Assistance technique et formation: le FMI, l’OMC et d’autres organisations internationales et bailleurs de fonds travaillent souvent en concertation pour aider les pays à améliorer leurs capacités dans le domaine commercial. Le cadre intégré pour l’assistance technique liée au commerce en faveur des pays les moins avancés vise à garantir, entre autres priorités, que les pays membres les plus pauvres intègrent des réformes commerciales adéquates dans les documents de stratégie pour la réduction de la pauvreté (DSRP) qui sont à la base du soutien concessionnel octroyé par le FMI et la Banque mondiale.
Aide du FMI à la libéralisation commerciale: afin de contribuer au progrès des négociations dans le cadre du cycle de Doha, le FMI a mis en place, en 2004, le mécanisme d’intégration commerciale (MIC). Le MIC est à la disposition de tous les pays membres du FMI dont la situation de la balance des paiements risque de pâtir, même temporairement, des conséquences de la libéralisation commerciale multilatérale. Il ne s’agit pas d’une nouvelle facilité de prêt, mais plutôt d’une mesure destinée à donner accès aux ressources du FMI de manière plus prévisible au titre des facilités existantes.

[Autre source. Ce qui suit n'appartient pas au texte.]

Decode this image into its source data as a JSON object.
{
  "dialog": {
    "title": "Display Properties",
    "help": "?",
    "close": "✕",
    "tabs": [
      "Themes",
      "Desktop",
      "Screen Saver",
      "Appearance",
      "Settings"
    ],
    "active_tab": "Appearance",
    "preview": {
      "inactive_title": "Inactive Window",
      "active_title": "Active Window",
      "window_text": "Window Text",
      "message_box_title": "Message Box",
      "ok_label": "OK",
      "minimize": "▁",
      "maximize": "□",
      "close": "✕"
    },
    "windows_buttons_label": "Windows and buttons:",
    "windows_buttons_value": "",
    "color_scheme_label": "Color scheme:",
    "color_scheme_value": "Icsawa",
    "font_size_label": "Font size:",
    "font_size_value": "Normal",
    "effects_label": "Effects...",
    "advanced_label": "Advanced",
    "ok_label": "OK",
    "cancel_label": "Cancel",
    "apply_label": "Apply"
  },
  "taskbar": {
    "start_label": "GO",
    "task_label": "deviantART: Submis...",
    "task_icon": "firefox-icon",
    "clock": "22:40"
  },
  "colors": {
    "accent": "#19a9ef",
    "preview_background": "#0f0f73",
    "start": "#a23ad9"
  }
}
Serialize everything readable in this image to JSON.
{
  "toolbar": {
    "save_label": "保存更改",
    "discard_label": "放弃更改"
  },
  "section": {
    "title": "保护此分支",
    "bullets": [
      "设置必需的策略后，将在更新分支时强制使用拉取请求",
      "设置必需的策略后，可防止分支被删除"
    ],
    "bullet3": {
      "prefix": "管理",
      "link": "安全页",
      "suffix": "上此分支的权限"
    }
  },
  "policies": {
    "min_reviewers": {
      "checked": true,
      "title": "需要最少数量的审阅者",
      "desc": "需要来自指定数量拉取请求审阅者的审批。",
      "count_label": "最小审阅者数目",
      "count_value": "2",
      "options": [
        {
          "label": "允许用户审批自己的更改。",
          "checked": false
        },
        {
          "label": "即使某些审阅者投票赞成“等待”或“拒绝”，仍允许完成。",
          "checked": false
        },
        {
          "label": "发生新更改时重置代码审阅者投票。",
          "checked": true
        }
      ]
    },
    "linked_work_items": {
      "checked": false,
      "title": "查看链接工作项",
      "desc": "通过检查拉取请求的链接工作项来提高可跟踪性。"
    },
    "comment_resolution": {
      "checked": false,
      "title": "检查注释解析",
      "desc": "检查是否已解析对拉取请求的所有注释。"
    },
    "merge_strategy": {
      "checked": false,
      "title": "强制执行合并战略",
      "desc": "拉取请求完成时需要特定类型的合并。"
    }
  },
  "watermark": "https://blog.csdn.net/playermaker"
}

Coordination de haut niveau: le Directeur général du FMI et le Directeur général de l’OMC se consultent régulièrement sur diverses questions de nature commerciale. À la réunion de mai 2003 du Conseil général de l’OMC, les chefs des deux institutions ont fait part de leurs vues aux délégations nationales de l’OMC sur les questions commerciales et l’harmonisation des travaux des trois institutions. Lors de la réunion ministérielle de l’OMC à Cancun, en septembre 2003, la première Directrice générale adjointe du FMI a annoncé le projet de mise en place du MIC. La première Directrice générale adjointe a ensuite participé à la conférence ministérielle de l’OMC organisée en décembre 2005 à Hong Kong. En novembre 2007, le premier Directeur général adjoint a pris part à la réunion du Conseil général de l’OMC à Genève, et plus récemment, le Directeur Général a participé à la conférence sur le Deuxième Examen global de l’Aide pour le commerce, organisée par l’OMC en juillet 2009.
Pour l’avenir, il est probable que la coopération et les consultations entre le FMI et l’OMC s’intensifieront, vu l’élargissement de leurs domaines d’appui mutuel et le chevauchement de leurs activités. Parmi les domaines où une plus grande interaction de leur part est possible figurent les accords actuels et prévisibles de l’OMC sur les services financiers, la facilitation des échanges et le régionalisme. Le FMI soutient les efforts déployés pour réformer les échanges commerciaux multilatéraux dans le cadre du programme de Doha pour le développement et s’est joint à la Banque mondiale et à d’autres institutions internationales pour plaider publiquement en faveur d’une conclusion positive du Cycle de Doha.